L'analisi dei giudici di legittimità
I giudici di legittimità hanno ritenuto infondate le motivazioni del ricorso dell'Asl. Per la Corte, che ha seguito un recente e consolidato orientamento giurisprudenziale, la responsabilità per i danni causati dai cani randagi è degli enti ai quali compete per legge (e in particolare dalle singole leggi regionali attuative della legge quadro nazionale 281/1991) il compito di prevenire il pericolo specifico per l'incolumità della popolazione connesso al randagismo.
L'attribuzione per legge a uno o più enti del compito della cattura e della custodia degli animali vaganti o randagi (e cioè liberi e privi di proprietario) può, infatti, considerarsi il fondamento della responsabilità per i danni eventualmente arrecati alla popolazione dagli animali suddetti, anche sotto l'aspetto della responsabilità civile.

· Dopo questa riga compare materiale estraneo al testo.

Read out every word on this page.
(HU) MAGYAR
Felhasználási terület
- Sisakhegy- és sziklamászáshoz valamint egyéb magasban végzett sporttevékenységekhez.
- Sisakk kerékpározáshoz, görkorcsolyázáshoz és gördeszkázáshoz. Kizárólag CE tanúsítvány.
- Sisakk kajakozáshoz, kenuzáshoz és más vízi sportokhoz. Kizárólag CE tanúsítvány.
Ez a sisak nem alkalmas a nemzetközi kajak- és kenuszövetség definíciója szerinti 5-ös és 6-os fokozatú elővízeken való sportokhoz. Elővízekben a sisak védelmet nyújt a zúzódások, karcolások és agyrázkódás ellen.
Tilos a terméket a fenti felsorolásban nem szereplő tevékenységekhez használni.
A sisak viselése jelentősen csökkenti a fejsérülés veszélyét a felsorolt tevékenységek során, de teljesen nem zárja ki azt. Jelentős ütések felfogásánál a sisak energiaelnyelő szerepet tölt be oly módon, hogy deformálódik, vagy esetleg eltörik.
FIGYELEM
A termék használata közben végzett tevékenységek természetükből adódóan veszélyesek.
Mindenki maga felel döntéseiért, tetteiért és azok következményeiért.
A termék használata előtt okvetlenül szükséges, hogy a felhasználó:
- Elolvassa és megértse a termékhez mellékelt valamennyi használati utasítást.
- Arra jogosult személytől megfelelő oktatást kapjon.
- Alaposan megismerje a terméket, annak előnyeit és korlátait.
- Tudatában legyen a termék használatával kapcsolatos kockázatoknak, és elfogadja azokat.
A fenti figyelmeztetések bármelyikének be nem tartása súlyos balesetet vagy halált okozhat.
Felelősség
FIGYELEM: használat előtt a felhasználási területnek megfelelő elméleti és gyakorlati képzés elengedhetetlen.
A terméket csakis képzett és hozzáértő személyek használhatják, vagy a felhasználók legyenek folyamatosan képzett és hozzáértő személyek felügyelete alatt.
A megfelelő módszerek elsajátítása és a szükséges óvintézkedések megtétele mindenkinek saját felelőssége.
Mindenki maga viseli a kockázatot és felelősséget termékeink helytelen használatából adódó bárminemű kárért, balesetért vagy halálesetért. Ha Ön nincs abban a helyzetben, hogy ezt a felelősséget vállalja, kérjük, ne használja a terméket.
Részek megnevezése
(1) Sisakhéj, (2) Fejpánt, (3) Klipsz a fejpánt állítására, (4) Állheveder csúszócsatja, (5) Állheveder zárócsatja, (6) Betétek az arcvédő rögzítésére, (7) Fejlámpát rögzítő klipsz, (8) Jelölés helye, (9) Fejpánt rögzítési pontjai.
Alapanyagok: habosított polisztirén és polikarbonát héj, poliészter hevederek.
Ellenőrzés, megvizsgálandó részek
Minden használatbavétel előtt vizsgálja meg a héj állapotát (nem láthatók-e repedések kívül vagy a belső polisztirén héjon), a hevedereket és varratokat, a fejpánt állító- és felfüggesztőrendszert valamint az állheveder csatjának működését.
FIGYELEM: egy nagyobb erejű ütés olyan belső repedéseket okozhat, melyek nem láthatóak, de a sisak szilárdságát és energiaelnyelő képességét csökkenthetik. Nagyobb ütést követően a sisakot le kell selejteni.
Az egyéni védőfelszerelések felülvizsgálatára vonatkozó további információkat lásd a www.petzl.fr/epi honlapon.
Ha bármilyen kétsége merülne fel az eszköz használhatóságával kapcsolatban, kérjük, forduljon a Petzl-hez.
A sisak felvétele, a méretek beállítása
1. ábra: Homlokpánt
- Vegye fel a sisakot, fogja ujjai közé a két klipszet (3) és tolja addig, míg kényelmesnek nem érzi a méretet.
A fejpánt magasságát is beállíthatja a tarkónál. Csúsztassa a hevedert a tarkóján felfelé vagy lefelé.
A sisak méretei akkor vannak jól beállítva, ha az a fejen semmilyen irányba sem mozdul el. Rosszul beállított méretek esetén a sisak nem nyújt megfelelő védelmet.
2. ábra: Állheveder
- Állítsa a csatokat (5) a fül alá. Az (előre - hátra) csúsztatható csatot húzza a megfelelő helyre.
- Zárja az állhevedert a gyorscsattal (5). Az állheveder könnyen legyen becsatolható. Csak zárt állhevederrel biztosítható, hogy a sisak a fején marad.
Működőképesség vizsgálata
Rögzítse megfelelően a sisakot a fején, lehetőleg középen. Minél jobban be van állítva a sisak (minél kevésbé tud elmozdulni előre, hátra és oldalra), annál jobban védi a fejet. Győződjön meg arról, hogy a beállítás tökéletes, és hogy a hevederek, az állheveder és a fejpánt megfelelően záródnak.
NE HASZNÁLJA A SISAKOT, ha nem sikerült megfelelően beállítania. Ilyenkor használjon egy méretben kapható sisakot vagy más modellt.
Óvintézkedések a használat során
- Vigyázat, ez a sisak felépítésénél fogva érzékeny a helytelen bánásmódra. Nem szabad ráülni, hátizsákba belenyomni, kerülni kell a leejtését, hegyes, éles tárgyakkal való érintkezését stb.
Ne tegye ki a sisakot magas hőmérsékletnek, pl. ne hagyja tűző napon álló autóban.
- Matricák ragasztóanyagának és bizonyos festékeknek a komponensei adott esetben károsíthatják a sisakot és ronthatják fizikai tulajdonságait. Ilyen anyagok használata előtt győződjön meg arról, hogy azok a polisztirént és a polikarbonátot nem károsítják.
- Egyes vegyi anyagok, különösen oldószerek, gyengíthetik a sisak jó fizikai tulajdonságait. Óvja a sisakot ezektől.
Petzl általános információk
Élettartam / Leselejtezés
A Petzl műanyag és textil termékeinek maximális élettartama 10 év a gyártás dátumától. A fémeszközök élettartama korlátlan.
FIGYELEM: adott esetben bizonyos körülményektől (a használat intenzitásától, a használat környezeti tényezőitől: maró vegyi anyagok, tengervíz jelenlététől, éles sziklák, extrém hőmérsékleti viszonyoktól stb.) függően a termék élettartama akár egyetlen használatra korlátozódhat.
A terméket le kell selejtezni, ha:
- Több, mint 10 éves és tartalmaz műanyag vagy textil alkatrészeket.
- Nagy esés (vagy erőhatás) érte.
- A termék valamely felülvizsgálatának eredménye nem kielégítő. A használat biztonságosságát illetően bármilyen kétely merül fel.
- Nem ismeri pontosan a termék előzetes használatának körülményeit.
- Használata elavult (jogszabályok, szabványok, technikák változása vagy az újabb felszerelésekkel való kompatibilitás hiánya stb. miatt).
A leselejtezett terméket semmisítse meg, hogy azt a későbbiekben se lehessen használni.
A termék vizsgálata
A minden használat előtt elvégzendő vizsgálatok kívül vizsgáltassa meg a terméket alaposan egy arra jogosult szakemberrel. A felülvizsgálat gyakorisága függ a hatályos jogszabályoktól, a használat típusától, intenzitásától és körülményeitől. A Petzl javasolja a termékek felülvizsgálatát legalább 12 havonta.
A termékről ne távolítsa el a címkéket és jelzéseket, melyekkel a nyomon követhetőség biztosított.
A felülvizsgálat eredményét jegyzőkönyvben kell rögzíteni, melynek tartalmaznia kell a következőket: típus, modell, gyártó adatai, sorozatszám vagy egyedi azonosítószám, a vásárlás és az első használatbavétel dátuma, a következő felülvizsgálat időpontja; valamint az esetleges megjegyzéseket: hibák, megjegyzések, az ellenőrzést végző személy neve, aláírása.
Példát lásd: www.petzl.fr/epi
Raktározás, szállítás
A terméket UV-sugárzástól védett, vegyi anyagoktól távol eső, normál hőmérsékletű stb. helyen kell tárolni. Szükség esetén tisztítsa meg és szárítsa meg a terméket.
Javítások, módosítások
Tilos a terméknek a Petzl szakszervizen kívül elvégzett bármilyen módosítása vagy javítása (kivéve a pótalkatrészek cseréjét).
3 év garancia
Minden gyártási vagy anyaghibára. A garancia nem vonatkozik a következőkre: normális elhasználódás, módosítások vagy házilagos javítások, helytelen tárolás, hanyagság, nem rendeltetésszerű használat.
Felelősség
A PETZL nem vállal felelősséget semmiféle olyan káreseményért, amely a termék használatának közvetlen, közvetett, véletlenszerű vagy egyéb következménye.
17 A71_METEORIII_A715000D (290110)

Per i giudici di legittimità non può, invece, ritenersi sufficiente, a questo fine, l'attribuzione di generici compiti di prevenzione del randagismo, e a maggior ragione di semplici compiti di controllo delle nascite della popolazione canina e felina. Queste ultime competenze, in particolare, non possono ritenersi direttamente riferibili alla prevenzione dello specifico rischio per l'incolumità della popolazione derivante dalla eventuale pericolosità degli animali randagi, e non possono quindi fondare una responsabilità civile per i danni da questi ultimi arrecati, avendo a oggetto il solo controllo «numerico» della popolazione canina, a fini di igiene e profilassi e, al più, una sola generica e indiretta prevenzione dei vari inconvenienti legati al randagismo.
Per la Corte di cassazione il fondamento della responsabilità delle aziende Usl, i cui servizi veterinari devono collaborare (come nel caso in esame previsto dalla legge della Regione Lazio) alla tenuta dei canili pubblici gestiti dai comuni, è rinvenibile negli obblighi cattura e, quindi, custodia dei cani privi di proprietario, la cui violazione è rilevante anche quanto ai profili civilistici.
La Corte di cassazione, ha anche precisato che contrariamente da quanto sostenuto dalla Asl ricorrente, la competenza in relazione alla cattura e custodia dei cani vaganti non è in alcun modo condizionata al fatto che il Comune o altri enti o privati cittadini segnalino l'esistenza di cani randagi da accalappiare.